Outsourcing accounting and bookkeeping is a growing trend among companies looking to reduce costs and improve efficiency. However, many businesses have concerns and hesitate to take the leap due to common myths and misconceptions about outsourcing this critical business function. Let’s debunk some of these myths and see how you can ensure a successful accounting outsourcing partnership.
Security and Data Privacy Concerns
One of the biggest myths is that outsourcing accounting makes your financial data vulnerable. Many worry that an overseas provider may mishandle sensitive information or expose it to cyber threats. However, reputable outsourcing providers invest heavily in data security and operate under strict regulations on data handling. Encryption, rigorous access controls and data backups help mitigate risks. Check their security protocols and onboarding process before choosing a provider.
Loss of Control Over Finances
Businesses worry they’ll lose visibility and control over their finances if accounting is handled externally. However, the right provider will ensure transparency, real-time reporting, and full access to your financial data. Define KPIs, reporting needs and quality control processes at the outset to prevent lapses. Partial outsourcing of non-critical tasks can help retain control while benefiting from outsourcing.
Communication and Coordination Issues
Many fear that offshoring accounting to a remote team can cause miscommunication and process breakdowns. While differences in time zones, culture and language can be bridged with the right coordination. Look for providers with excellent English proficiency and experience serving overseas clients. Implement tools like shared online dashboards for real-time visibility. Frequent calls and visits can align teams better.

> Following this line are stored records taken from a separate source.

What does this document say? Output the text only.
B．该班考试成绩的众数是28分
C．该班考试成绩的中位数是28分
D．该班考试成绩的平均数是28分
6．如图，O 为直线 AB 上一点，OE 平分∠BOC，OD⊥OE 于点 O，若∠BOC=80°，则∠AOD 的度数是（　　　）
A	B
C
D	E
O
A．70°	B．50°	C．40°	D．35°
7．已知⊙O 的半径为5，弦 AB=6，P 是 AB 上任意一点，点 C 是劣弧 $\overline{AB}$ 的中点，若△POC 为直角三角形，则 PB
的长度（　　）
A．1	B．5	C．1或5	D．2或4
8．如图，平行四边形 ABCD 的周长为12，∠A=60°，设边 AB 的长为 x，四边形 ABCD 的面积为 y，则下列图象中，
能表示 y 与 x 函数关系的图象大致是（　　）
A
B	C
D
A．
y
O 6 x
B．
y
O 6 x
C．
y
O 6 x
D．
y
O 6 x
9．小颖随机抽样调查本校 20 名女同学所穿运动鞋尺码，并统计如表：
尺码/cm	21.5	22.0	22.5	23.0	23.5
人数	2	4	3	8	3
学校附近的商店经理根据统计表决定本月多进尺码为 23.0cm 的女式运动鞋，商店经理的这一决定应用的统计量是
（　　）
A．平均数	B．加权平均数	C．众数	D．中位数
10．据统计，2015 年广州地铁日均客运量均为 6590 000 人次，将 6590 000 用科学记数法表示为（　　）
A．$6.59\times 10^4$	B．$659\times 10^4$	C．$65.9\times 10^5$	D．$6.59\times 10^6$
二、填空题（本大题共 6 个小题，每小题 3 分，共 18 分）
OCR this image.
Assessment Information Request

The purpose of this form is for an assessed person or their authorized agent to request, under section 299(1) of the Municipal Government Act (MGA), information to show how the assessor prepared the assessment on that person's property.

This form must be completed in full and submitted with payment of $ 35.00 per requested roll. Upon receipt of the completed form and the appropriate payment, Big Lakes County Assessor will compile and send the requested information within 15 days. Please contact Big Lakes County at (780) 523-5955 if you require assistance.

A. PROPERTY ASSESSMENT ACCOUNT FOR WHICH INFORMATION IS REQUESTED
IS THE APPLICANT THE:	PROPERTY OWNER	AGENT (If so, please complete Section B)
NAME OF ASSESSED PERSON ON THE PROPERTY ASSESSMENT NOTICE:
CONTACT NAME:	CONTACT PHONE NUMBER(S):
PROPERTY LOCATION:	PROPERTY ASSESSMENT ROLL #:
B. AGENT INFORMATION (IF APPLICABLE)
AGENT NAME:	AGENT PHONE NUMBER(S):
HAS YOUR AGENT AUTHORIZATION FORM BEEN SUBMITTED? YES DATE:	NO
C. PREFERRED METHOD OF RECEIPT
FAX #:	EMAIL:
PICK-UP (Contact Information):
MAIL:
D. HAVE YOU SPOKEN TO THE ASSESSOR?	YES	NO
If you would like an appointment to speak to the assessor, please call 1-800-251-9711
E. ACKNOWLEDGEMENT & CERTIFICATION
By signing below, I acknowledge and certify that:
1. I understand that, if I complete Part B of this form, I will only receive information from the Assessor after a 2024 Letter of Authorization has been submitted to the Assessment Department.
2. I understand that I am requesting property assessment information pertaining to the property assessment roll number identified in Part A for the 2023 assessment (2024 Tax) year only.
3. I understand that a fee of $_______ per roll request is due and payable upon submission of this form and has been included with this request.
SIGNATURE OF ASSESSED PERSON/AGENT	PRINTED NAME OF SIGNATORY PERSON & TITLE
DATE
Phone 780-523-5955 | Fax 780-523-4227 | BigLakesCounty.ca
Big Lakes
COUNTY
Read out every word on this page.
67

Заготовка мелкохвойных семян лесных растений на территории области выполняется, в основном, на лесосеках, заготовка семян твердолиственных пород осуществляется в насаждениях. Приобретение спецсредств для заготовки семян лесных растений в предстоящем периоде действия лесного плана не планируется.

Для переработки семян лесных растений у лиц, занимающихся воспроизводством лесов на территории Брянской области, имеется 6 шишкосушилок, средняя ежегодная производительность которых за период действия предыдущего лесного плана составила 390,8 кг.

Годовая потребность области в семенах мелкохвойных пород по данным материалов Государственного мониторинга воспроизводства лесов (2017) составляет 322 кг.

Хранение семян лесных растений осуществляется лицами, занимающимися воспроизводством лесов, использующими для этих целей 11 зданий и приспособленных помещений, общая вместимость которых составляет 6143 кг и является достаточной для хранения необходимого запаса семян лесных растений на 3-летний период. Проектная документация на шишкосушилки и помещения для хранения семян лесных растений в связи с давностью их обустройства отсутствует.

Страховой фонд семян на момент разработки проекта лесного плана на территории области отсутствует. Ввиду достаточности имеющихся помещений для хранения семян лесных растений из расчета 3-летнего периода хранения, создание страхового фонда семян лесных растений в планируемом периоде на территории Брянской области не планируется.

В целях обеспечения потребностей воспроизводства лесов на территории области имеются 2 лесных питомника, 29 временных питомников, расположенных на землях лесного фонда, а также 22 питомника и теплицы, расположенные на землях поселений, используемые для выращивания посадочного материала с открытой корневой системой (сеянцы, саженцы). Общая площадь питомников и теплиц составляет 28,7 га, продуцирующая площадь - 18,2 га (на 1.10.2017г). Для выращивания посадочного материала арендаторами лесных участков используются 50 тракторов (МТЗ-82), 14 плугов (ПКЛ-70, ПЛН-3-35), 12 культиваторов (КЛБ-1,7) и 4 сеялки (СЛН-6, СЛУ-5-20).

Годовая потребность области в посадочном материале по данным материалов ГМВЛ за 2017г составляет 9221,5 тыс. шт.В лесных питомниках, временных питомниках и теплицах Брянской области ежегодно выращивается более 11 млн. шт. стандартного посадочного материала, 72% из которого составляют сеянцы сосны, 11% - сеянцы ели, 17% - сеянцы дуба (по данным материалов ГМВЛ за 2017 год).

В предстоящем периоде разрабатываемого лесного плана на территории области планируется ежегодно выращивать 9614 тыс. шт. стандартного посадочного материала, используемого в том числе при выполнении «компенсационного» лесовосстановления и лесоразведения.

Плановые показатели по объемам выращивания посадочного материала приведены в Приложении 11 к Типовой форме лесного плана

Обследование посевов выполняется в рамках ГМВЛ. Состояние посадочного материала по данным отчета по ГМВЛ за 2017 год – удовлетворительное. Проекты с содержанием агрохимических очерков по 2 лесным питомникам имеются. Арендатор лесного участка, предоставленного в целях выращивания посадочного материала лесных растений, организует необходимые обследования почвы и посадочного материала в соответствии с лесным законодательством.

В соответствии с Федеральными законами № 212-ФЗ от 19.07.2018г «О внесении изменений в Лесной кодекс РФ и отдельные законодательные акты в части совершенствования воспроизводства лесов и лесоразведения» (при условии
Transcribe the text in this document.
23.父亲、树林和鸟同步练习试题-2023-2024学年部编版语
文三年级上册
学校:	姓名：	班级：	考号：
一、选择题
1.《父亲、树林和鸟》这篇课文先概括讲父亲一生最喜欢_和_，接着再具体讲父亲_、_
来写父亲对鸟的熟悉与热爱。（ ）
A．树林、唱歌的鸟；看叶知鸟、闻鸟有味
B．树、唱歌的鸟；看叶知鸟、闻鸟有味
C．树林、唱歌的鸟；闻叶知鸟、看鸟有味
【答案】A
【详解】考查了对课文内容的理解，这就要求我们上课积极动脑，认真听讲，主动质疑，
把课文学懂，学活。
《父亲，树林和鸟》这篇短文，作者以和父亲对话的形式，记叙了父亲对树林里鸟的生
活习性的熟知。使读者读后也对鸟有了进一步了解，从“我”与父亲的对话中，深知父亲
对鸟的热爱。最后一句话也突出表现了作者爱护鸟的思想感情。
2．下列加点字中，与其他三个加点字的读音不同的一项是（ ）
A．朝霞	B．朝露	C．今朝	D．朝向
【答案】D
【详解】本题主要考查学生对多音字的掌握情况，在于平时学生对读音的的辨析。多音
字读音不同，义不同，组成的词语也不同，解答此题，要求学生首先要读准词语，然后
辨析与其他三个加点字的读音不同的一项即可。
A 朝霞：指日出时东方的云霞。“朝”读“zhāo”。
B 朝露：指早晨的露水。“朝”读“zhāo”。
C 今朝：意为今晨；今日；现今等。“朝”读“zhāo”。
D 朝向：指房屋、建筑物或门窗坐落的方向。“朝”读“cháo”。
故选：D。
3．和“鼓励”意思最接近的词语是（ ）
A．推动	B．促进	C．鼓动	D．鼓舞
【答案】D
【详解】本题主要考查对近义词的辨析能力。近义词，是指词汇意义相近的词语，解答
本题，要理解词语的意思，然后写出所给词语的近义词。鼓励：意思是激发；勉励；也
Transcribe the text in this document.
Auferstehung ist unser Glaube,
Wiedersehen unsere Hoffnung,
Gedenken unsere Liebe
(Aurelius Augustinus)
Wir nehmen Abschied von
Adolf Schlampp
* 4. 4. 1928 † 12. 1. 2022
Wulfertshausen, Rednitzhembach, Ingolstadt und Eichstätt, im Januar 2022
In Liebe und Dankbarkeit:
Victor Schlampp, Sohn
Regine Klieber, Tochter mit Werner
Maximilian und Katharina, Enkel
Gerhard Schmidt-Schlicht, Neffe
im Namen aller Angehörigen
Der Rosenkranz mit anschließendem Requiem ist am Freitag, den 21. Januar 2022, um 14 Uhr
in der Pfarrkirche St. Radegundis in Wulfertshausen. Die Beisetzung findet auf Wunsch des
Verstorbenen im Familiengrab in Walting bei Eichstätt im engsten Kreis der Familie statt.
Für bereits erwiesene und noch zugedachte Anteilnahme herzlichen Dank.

Finding the Right Outsourcing Provider
Choosing the wrong provider with inexperienced staff and weak security can spell disaster. Do thorough due diligence – verify capabilities, client references, security measures and service quality before signing a contract. Clearly define service expectations and have an exit strategy in case things go wrong. Start small by outsourcing peripheral tasks before outsourcing core accounting functions.
Success Stories: Overcoming Key Challenges
Aegon:
a multinational insurance company, outsourced accounting and reporting activities to Indian firm Mphasis. This helped Aegon benefit from significant cost savings while also tightening financial governance, improving security and enhancing report quality.
PepsiCo:
worked to overcome communication and coordination issues as they built a 500-member shared services accounting team in India. Through cultural training and implementing robust feedback loops, they created a high-functioning global team.
Though outsourcing accounting takes effort to perfect, the benefits clearly outweigh the myths. Follow best practices and keep communicating to form a successful partnership. In summary, most fears about outsourced accounting stem from misconceptions that can be mitigated through careful provider selection, governance, oversight and relationship management. This forms the basis of a mutually successful accounting outsourcing partnership.